Uma recuperação é difícil de prever, no entanto, dada a incerteza significativa sobre a capacidade dos governos de conter e gerenciar a covid-19, particularmente, sem uma vacina.
As últimas semanas expuseram esses desafios. Embora os dados econômicos da Europa tenham mostrado uma tentativa de recuperação, os temores de uma segunda onda de infecções ainda podem minar o ímpeto.
Como resultado, a recuperação pós-covid-19 provavelmente será desigual entre os países e setores. Os países que entraram na crise com fundamentos mais fracos provavelmente enfrentarão cicatrizes econômicas mais profundas, enquanto aqueles capazes de implantar grandes pacotes fiscais e gerenciar o vírus com eficácia estão em melhor posição para a recuperação.

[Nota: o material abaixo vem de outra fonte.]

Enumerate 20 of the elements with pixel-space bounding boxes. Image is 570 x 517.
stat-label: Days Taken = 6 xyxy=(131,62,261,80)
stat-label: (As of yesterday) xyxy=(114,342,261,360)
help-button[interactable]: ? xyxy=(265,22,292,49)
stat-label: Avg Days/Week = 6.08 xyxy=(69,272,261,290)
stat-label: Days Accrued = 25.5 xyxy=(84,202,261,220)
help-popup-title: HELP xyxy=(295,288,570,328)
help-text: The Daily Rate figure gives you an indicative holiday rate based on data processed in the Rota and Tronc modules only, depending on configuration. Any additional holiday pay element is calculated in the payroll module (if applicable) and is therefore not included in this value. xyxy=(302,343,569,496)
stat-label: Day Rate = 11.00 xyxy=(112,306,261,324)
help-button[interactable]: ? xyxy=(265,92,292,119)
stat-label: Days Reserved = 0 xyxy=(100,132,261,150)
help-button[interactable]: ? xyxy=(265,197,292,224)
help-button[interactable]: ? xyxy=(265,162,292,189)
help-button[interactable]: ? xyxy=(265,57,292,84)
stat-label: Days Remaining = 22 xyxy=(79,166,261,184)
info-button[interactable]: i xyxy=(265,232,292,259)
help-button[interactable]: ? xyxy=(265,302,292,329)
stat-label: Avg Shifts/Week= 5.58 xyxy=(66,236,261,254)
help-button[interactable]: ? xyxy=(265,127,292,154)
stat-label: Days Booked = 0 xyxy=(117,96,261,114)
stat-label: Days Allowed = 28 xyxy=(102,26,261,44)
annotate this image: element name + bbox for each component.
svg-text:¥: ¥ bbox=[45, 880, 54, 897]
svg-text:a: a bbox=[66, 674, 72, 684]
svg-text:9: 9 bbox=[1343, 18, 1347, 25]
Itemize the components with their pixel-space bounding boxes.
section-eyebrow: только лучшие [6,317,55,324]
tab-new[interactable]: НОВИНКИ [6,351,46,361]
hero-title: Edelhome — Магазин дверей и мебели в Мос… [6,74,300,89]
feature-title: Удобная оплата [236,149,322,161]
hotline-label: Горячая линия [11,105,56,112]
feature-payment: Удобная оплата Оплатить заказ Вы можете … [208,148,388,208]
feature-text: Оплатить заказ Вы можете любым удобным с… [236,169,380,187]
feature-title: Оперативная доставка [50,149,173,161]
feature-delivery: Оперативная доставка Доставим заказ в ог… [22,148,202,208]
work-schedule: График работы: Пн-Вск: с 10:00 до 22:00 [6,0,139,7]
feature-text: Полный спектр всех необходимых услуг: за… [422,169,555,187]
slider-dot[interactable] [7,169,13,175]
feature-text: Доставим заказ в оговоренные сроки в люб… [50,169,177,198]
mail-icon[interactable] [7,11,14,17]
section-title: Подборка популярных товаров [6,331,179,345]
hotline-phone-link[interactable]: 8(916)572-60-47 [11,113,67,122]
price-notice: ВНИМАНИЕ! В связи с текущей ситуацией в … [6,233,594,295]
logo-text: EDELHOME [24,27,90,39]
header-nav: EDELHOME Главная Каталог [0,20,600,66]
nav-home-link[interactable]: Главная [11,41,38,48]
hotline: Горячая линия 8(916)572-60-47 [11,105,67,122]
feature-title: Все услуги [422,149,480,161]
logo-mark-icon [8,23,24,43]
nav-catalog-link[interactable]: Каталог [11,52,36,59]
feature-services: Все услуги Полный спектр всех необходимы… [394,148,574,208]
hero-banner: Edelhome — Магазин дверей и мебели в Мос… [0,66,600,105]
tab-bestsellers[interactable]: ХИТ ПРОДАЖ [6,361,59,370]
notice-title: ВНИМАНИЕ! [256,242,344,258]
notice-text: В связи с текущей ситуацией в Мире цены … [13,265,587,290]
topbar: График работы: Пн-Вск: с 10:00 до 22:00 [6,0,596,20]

As tensões comerciais também tendem a se ampliar, se ou quando uma recuperação econômica global ocorrer. Os impulsionadores do aumento do protecionismo comercial permanecem em vigor e provavelmente serão exacerbados pela deterioração das relações EUA-China durante a pandemia. O acordo comercial de primeira fase alcançado entre os dois Estados corre o risco de ser abandonado, apresentando riscos para uma recuperação pós-covid-19 nos volumes do comércio global.
Com algumas exceções, os mercados emergentes (MEs) se beneficiarão de um retorno recente à estabilidade nos mercados financeiros globais, permitindo que a maioria deles evite as graves pressões no balanço de pagamentos causadas por rápidas saídas de capital.
No entanto, a sustentabilidade da dívida de longo prazo em muitos EMs será enfraquecida pela pandemia, à medida que os governos aplicam gastos adicionais e a fraca atividade econômica prejudica as receitas.
Em alguns casos, como na África do Sul, a covid-19 exacerbou as debilidades existentes nas finanças públicas, enquanto a queda simultânea nos preços globais das commodities também atingiu muitos países produtores de petróleo.
As finanças governamentais tensas também podem levar alguns governos a buscar fontes alternativas de receita, possivelmente levando a alterações de contratos ou expropriação em setores mais lucrativos.
As mudanças regulatórias podem aumentar os royalties do governo, potencialmente enfraquecendo os ambientes operacionais.
A pandemia provavelmente aumentará os riscos de crédito soberano nos próximos trimestres. Muitos países implementaram amplos pacotes de estímulo fiscal para apoiar o setor privado, financiar gastos adicionais com saúde e investir em uma recuperação pós-covid-19, tudo em um momento de redução das receitas do governo.
Para muitos EMs, isso pesará na sustentabilidade da dívida. No primeiro semestre de 2020, um terço das ações de ratings soberanos da Moody's relacionadas à covid-19 e todos os soberanos rebaixados eram EMs.